En la casa hay un piano de cola que Teresita Gómez tocó en un recital. Un rincón aromático donde hacen masajes y demás terapias. Una biblioteca con pocos pero selectos títulos, diezmados desde la donación que hizo la Cooperativa al Instituto Cerros del Sur en Ciudad Bolívar, la localidad bogotana. Una escultura de Pedro Nel Gómez llamada Colombia, parte de la serie Las Américas Unidas de la que el artista dejó apenas algunos modelos en yeso, vaciada por Confiar en bronce dos veces, una para el museo y otra para la casa. Dos placas, una de la casa y otra de los Pioneros de Rochdale (Inglaterra, 1844) que dice: “En cualquier país los ignorantes no se fían de nada, no conocen más que el dinero sonante. El espíritu suele ser miope como el ojo y entonces hace falta una especie de telescopio para aumentar el poder de la vista y del espíritu.

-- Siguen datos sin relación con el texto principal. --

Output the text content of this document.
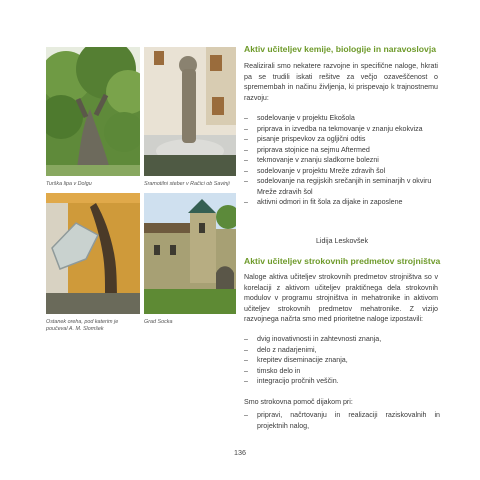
Turška lipa v Dolgu	Sramotilni steber v Račici ob Savinji
Ostanek oreha, pod katerim je poučeval A. M. Slomšek
Grad Socka
Aktiv učiteljev kemije, biologije in naravoslovja

Realizirali smo nekatere razvojne in specifične naloge, hkrati pa se trudili iskati rešitve za večjo ozaveščenost o spremembah in načinu življenja, ki prispevajo k trajnostnemu razvoju:

– sodelovanje v projektu Ekošola
– priprava in izvedba na tekmovanje v znanju ekokviza
– pisanje prispevkov za ogljični odtis
– priprava stojnice na sejmu Aftermed
– tekmovanje v znanju sladkorne bolezni
– sodelovanje v projektu Mreže zdravih šol
– sodelovanje na regijskih srečanjih in seminarjih v okviru Mreže zdravih šol
– aktivni odmori in fit šola za dijake in zaposlene
Lidija Leskovšek
Aktiv učiteljev strokovnih predmetov strojništva

Naloge aktiva učiteljev strokovnih predmetov strojništva so v korelaciji z aktivom učiteljev praktičnega dela strokovnih modulov v programu strojništva in mehatronike in aktivom učiteljev strokovnih predmetov mehatronike. Z vizijo razvojnega načrta smo med prioritetne naloge izpostavili:

– dvig inovativnosti in zahtevnosti znanja,
– delo z nadarjenimi,
– krepitev diseminacije znanja,
– timsko delo in
– integracijo pročnih veščin.

Smo strokovna pomoč dijakom pri:

– pripravi, načrtovanju in realizaciji raziskovalnih in projektnih nalog,
136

La experiencia ha demostrado que la cooperación es precisamente ese instrumento necesario para millones de individuos”. Un Salón de la Templanza, por los mismos Pioneros –así se llamaba uno de sus lugares– y porque al místico de la cooperativa le pareció que el mensaje del tarot (símbolo de la alquimia, referente al equilibrio, la equidad, la moderación) también era apropiado. Una Sala de Juntas Francisco Luis Jiménez, “un homenaje muy justo a todo lo que significó ese señor para la historia del cooperativismo colombiano, pues fue realmente un líder extraordinario”. Y en todas las paredes, cuadros de la exposición fotográfica de Carlos Sánchez, quien por muchos años ha estado al frente de la imagen de Confiar, una suerte de oda al trabajo, como la misma casa, en una de cuyas placas reza que “su conservación es un reconocimiento a la creatividad y el trabajo del artesano, el alfarero, el ebanista, el herrero y el diseñador”.

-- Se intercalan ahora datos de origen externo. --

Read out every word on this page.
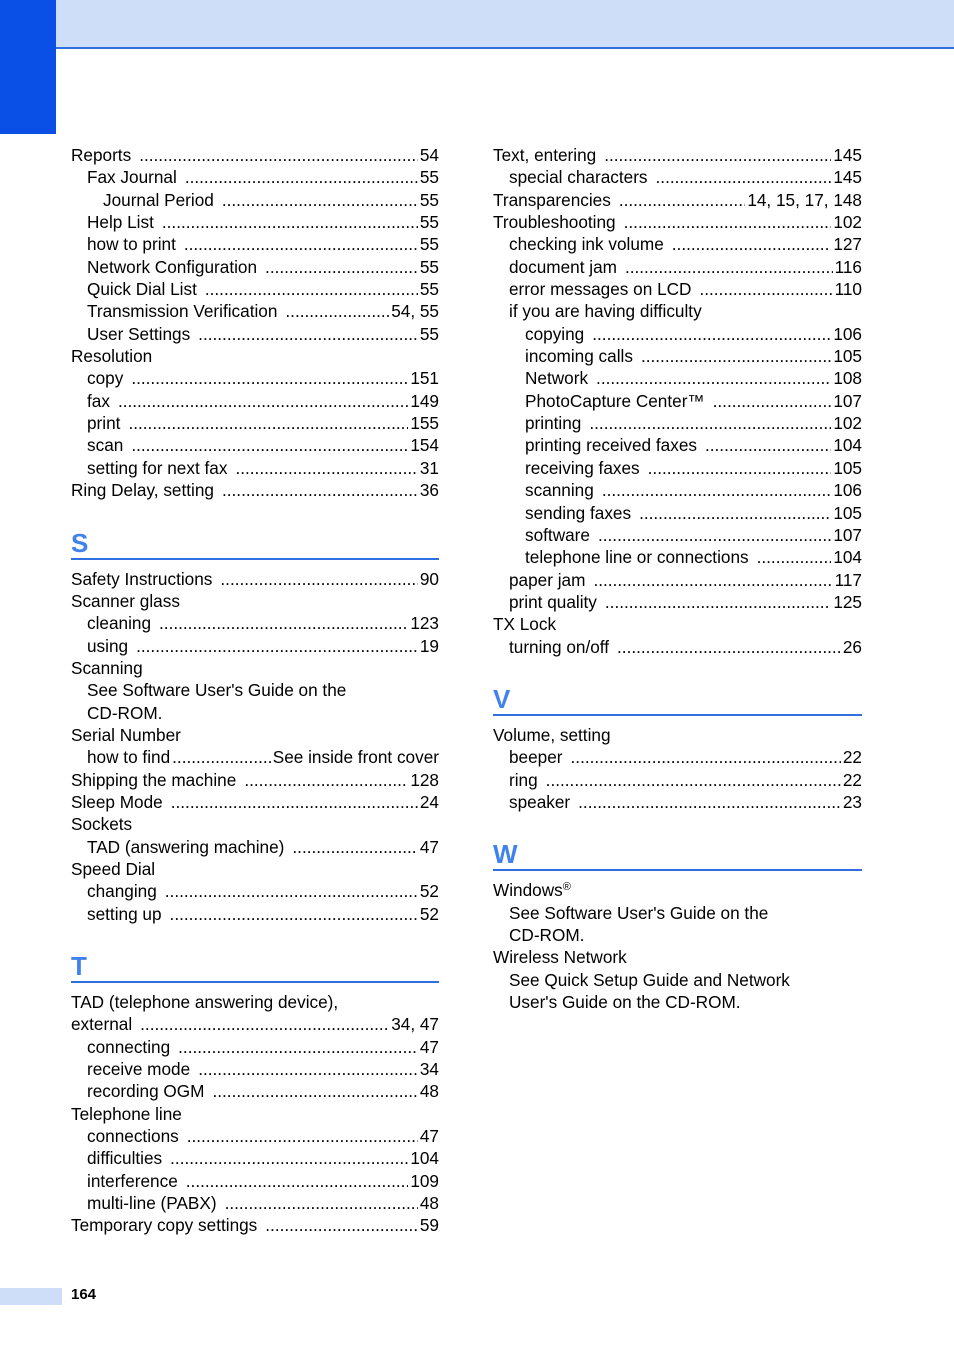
Reports .....	54
Fax Journal .....	55
Journal Period .....	55
Help List .....	55
how to print .....	55
Network Configuration .....	55
Quick Dial List .....	55
Transmission Verification .....	54, 55
User Settings .....	55
Resolution
copy .....	151
fax .....	149
print .....	155
scan .....	154
setting for next fax .....	31
Ring Delay, setting .....	36
S
Safety Instructions .....	90
Scanner glass
cleaning .....	123
using .....	19
Scanning
See Software User's Guide on the
CD-ROM.
Serial Number
how to find .....	See inside front cover
Shipping the machine .....	128
Sleep Mode .....	24
Sockets
TAD (answering machine) .....	47
Speed Dial
changing .....	52
setting up .....	52
T
TAD (telephone answering device),
external .....	34, 47
connecting .....	47
receive mode .....	34
recording OGM .....	48
Telephone line
connections .....	47
difficulties .....	104
interference .....	109
multi-line (PABX) .....	48
Temporary copy settings .....	59
Text, entering .....	145
special characters .....	145
Transparencies .....	14, 15, 17, 148
Troubleshooting .....	102
checking ink volume .....	127
document jam .....	116
error messages on LCD .....	110
if you are having difficulty
copying .....	106
incoming calls .....	105
Network .....	108
PhotoCapture Center™ .....	107
printing .....	102
printing received faxes .....	104
receiving faxes .....	105
scanning .....	106
sending faxes .....	105
software .....	107
telephone line or connections .....	104
paper jam .....	117
print quality .....	125
TX Lock
turning on/off .....	26
V
Volume, setting
beeper .....	22
ring .....	22
speaker .....	23
W
Windows®
See Software User's Guide on the
CD-ROM.
Wireless Network
See Quick Setup Guide and Network
User's Guide on the CD-ROM.
164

En la casa hay actividades todos los días. Charlas, conferencias, conciertos, recitales de poesía, lanzamientos de libros, pequeñas obras de teatro. Como doña Flora, la gente que tiene ojos para ella y la conoce de antes a veces se detiene, la admira, pregunta de quién es ahora, si la pueden recorrer, si la fuente funciona y se puede encender. Alrededor de esa fuente se sientan los empleados a recordar qué significaba antes el patio, el agua que corre y convoca, porque “todos los días nos confinan a espacios más pequeños”.

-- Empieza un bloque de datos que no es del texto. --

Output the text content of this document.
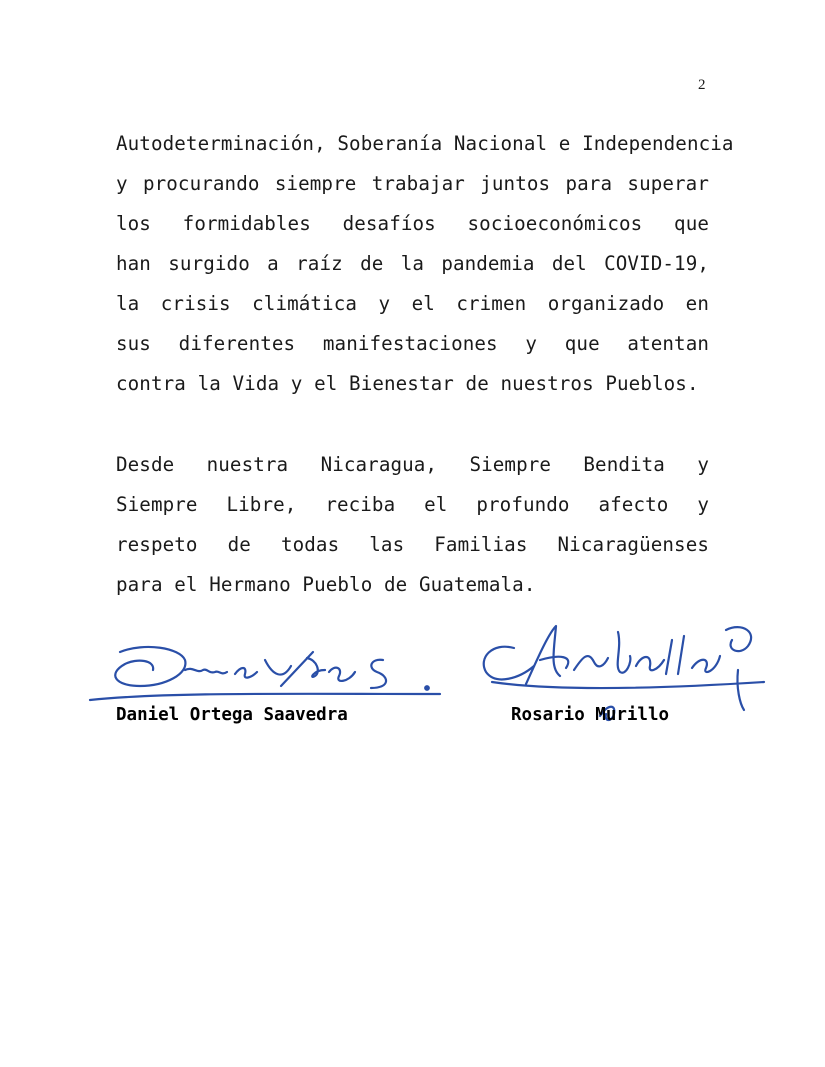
2
Autodeterminación, Soberanía Nacional e Independencia
y procurando siempre trabajar juntos para superar
los formidables desafíos socioeconómicos que
han surgido a raíz de la pandemia del COVID-19,
la crisis climática y el crimen organizado en
sus diferentes manifestaciones y que atentan
contra la Vida y el Bienestar de nuestros Pueblos.
Desde nuestra Nicaragua, Siempre Bendita y
Siempre Libre, reciba el profundo afecto y
respeto de todas las Familias Nicaragüenses
para el Hermano Pueblo de Guatemala.
Daniel Ortega Saavedra	Rosario Murillo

La casa es vieja pero se mantiene viva y bella. Es una sobreviviente de la miopía que gobierna la ciudad, “expresión –dice el gerente– de ese Confiar que quiere estar cercano a la gente”. En esta ciudad el cooperativismo tiene nombre propio, un nombre que se ve desde afuera, en un logo en la pared del patio, alrededor de la hormiga –también forjada– que recorre la ciudad desde hace tantos años.